A possible confounder of the association between vaccine and hospitalization rate may be mediated by attitude toward medical care, with unvaccinated patients less inclined to accept medical care in a hospital setting. This was indirectly controlled for by using matching techniques. Also, for these reasones, incidence of HZ could not be assesed in this study.

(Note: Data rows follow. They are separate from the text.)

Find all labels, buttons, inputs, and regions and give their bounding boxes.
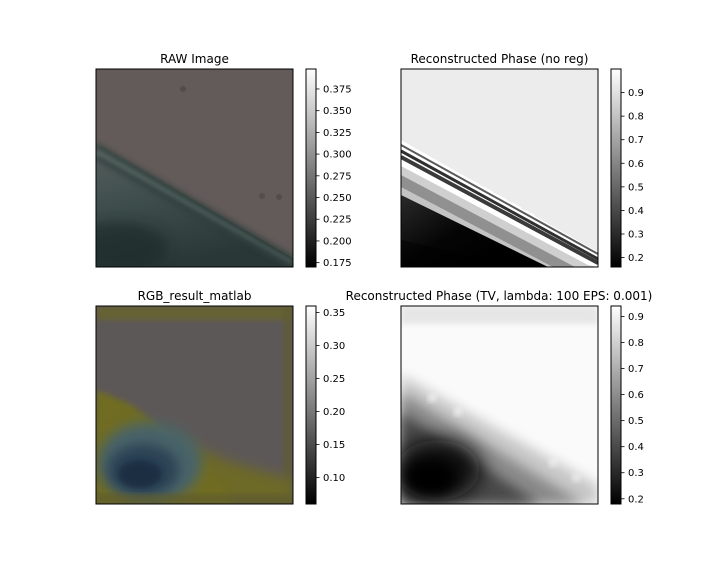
colorbar-phase-noreg: 0.2 0.3 0.4 0.5 0.6 0.7 0.8 0.9: [610, 68, 644, 268]
colorbar-ticks-phase-noreg: 0.2 0.3 0.4 0.5 0.6 0.7 0.8 0.9: [621, 88, 644, 264]
colorbar-tick-label: 0.7: [628, 135, 644, 146]
colorbar-tick-label: 0.200: [323, 236, 352, 247]
colorbar-rgb-matlab: 0.10 0.15 0.20 0.25 0.30 0.35: [305, 305, 345, 505]
panel-title-rgb-matlab: RGB_result_matlab: [138, 289, 252, 303]
colorbar-tick-label: 0.300: [323, 150, 352, 161]
colorbar-phase-tv: 0.2 0.3 0.4 0.5 0.6 0.7 0.8 0.9: [610, 305, 644, 505]
colorbar-tick-label: 0.5: [628, 182, 644, 193]
colorbar-tick-label: 0.5: [628, 416, 644, 427]
colorbar-tick-label: 0.325: [323, 128, 352, 139]
colorbar-tick-label: 0.35: [323, 308, 345, 319]
panel-phase-noreg: Reconstructed Phase (no reg) 0.20.30.40.…: [400, 52, 644, 268]
colorbar-ticks-rgb-matlab: 0.10 0.15 0.20 0.25 0.30 0.35: [316, 308, 345, 484]
colorbar-tick-label: 0.4: [628, 442, 644, 453]
image-phase-tv: [401, 306, 598, 504]
colorbar-tick-label: 0.6: [628, 390, 644, 401]
panel-title-phase-noreg: Reconstructed Phase (no reg): [411, 52, 589, 66]
image-phase-noreg: [401, 69, 598, 267]
colorbar-tick-label: 0.30: [323, 341, 345, 352]
panel-title-raw: RAW Image: [160, 52, 229, 66]
colorbar-tick-label: 0.8: [628, 338, 644, 349]
colorbar-tick-label: 0.7: [628, 364, 644, 375]
colorbar-tick-label: 0.275: [323, 171, 352, 182]
colorbar-tick-label: 0.9: [628, 312, 644, 323]
image-rgb-matlab: [96, 306, 293, 504]
colorbar-tick-label: 0.375: [323, 84, 352, 95]
colorbar-tick-label: 0.25: [323, 374, 345, 385]
colorbar-raw: 0.175 0.200 0.225 0.250 0.275 0.300 0.325 0.350…: [305, 68, 352, 269]
panel-phase-tv: Reconstructed Phase (TV, lambda: 100 EPS…: [346, 289, 653, 505]
axes-frame-phase-tv: [400, 305, 599, 505]
colorbar-ticks-raw: 0.175 0.200 0.225 0.250 0.275 0.300 0.325 0.350…: [316, 84, 352, 269]
colorbar-tick-label: 0.3: [628, 468, 644, 479]
colorbar-tick-label: 0.250: [323, 193, 352, 204]
colorbar-tick-label: 0.350: [323, 106, 352, 117]
colorbar-tick-label: 0.3: [628, 230, 644, 241]
colorbar-tick-label: 0.9: [628, 88, 644, 99]
panel-title-phase-tv: Reconstructed Phase (TV, lambda: 100 EPS…: [346, 289, 653, 303]
colorbar-tick-label: 0.8: [628, 112, 644, 123]
image-raw: [96, 69, 293, 267]
colorbar-tick-label: 0.20: [323, 407, 345, 418]
panel-rgb-matlab: RGB_result_matlab 0.100.150.200.250.300.…: [95, 289, 345, 505]
colorbar-tick-label: 0.10: [323, 473, 345, 484]
colorbar-tick-label: 0.225: [323, 215, 352, 226]
colorbar-tick-label: 0.4: [628, 206, 644, 217]
colorbar-tick-label: 0.6: [628, 159, 644, 170]
axes-frame-rgb-matlab: [95, 305, 294, 505]
colorbar-tick-label: 0.2: [628, 494, 644, 505]
colorbar-tick-label: 0.175: [323, 258, 352, 269]
panel-raw-image: RAW Image 0.175 0.200 0.225 0.250 0.275 0.300…: [95, 52, 352, 269]
axes-frame-raw: [95, 68, 294, 268]
axes-frame-phase-noreg: [400, 68, 599, 268]
colorbar-ticks-phase-tv: 0.2 0.3 0.4 0.5 0.6 0.7 0.8 0.9: [621, 312, 644, 505]
colorbar-tick-label: 0.15: [323, 440, 345, 451]
colorbar-tick-label: 0.2: [628, 253, 644, 264]
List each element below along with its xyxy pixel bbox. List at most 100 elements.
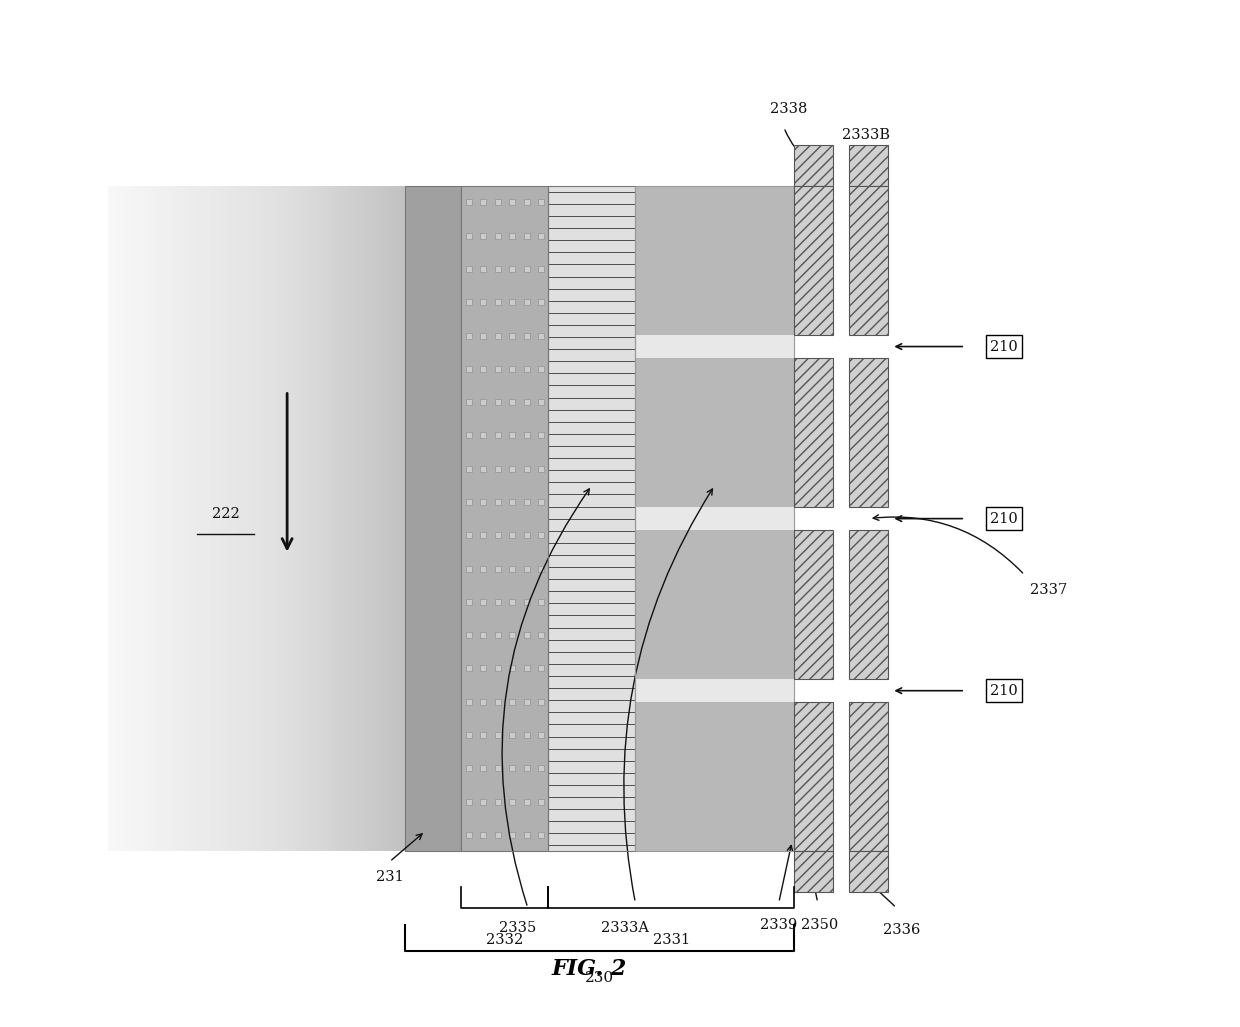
Bar [325, 186, 327, 851]
Bar [264, 186, 268, 851]
Bar [229, 186, 233, 851]
Bar [296, 186, 299, 851]
Bar [849, 186, 888, 335]
Bar [387, 186, 389, 851]
Bar [382, 186, 384, 851]
Text: FIG. 2: FIG. 2 [552, 958, 627, 981]
Bar [635, 357, 794, 507]
Bar [794, 357, 833, 507]
Bar [353, 186, 356, 851]
Bar [372, 186, 374, 851]
Bar [250, 186, 253, 851]
Bar [166, 186, 170, 851]
Text: 222: 222 [212, 506, 239, 521]
Bar [334, 186, 336, 851]
Bar [635, 530, 794, 680]
Text: 2336: 2336 [883, 923, 920, 938]
Bar [119, 186, 123, 851]
Bar [218, 186, 222, 851]
Bar [145, 186, 149, 851]
Bar [284, 186, 286, 851]
Bar [154, 186, 157, 851]
Text: 210: 210 [991, 511, 1018, 526]
Bar [288, 186, 290, 851]
Bar [236, 186, 239, 851]
Bar [312, 186, 315, 851]
Bar [384, 186, 387, 851]
Bar [244, 186, 248, 851]
Bar [242, 186, 244, 851]
Text: 210: 210 [991, 684, 1018, 697]
Bar [343, 186, 346, 851]
Bar [255, 186, 259, 851]
Bar [306, 186, 309, 851]
Bar [849, 530, 888, 680]
Text: 230: 230 [585, 972, 614, 985]
Bar [356, 186, 358, 851]
Bar [108, 186, 112, 851]
Bar [376, 186, 378, 851]
Text: 231: 231 [376, 870, 403, 884]
Bar [143, 186, 146, 851]
Bar [794, 702, 833, 851]
Bar [149, 186, 153, 851]
Text: 2333A: 2333A [601, 921, 649, 936]
Bar [350, 186, 352, 851]
Bar [210, 186, 213, 851]
Bar [401, 186, 403, 851]
Bar [849, 145, 888, 186]
Bar [299, 186, 301, 851]
Bar [849, 357, 888, 507]
Bar [548, 186, 635, 851]
Bar [635, 680, 794, 702]
Bar [305, 186, 308, 851]
Bar [253, 186, 257, 851]
Text: 2350: 2350 [801, 918, 838, 933]
Text: 210: 210 [991, 340, 1018, 353]
Bar [337, 186, 340, 851]
Bar [303, 186, 305, 851]
Bar [140, 186, 144, 851]
Bar [203, 186, 207, 851]
Bar [378, 186, 381, 851]
Bar [794, 186, 833, 335]
Bar [362, 186, 365, 851]
Bar [262, 186, 265, 851]
Bar [319, 186, 321, 851]
Bar [794, 530, 833, 680]
Bar [125, 186, 129, 851]
Bar [315, 186, 317, 851]
Bar [212, 186, 216, 851]
Bar [268, 186, 270, 851]
Bar [279, 186, 283, 851]
Bar [311, 186, 314, 851]
Text: 2335: 2335 [498, 921, 536, 936]
Bar [461, 186, 548, 851]
Bar [201, 186, 205, 851]
Bar [388, 186, 391, 851]
Text: 2331: 2331 [652, 934, 689, 948]
Bar [329, 186, 331, 851]
Bar [157, 186, 161, 851]
Bar [293, 186, 295, 851]
Bar [365, 186, 367, 851]
Bar [162, 186, 166, 851]
Bar [221, 186, 224, 851]
Bar [216, 186, 218, 851]
Bar [381, 186, 383, 851]
Bar [394, 186, 397, 851]
Bar [360, 186, 362, 851]
Bar [227, 186, 231, 851]
Bar [281, 186, 284, 851]
Bar [366, 186, 368, 851]
Bar [186, 186, 190, 851]
Bar [405, 186, 461, 851]
Bar [635, 702, 794, 851]
Bar [207, 186, 210, 851]
Text: 2337: 2337 [1029, 583, 1066, 598]
Bar [358, 186, 361, 851]
Bar [277, 186, 279, 851]
Bar [309, 186, 311, 851]
Bar [794, 145, 833, 186]
Bar [114, 186, 117, 851]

An additional limitation may be the impact of SARS-CoV-2 itself, and not the vaccine on HZ rates. Even though we attempted to monitor for this by excluding patients previously infected with COVID-19, some infections were asymptomatic, and the sensitivity of COVID-19 tests is limited.

Conclusion

The results of this study do not indicate an association between BNT162b2 COVID-19 vaccine and HZ reactivation, nor does the vaccine affect the severity of HZ disease. These findings emphasize the importance of publishing non-significant results. Further studies are needed to confirm these observations.

ACKNOWLEDGEMENTS

This study protocol was reviewed and approved by the Tel-Aviv Medical Center institutional review board in adherence with the principles of the Declaration of Helsinki (approval number TLV-0382-21). Written informed consent was not required.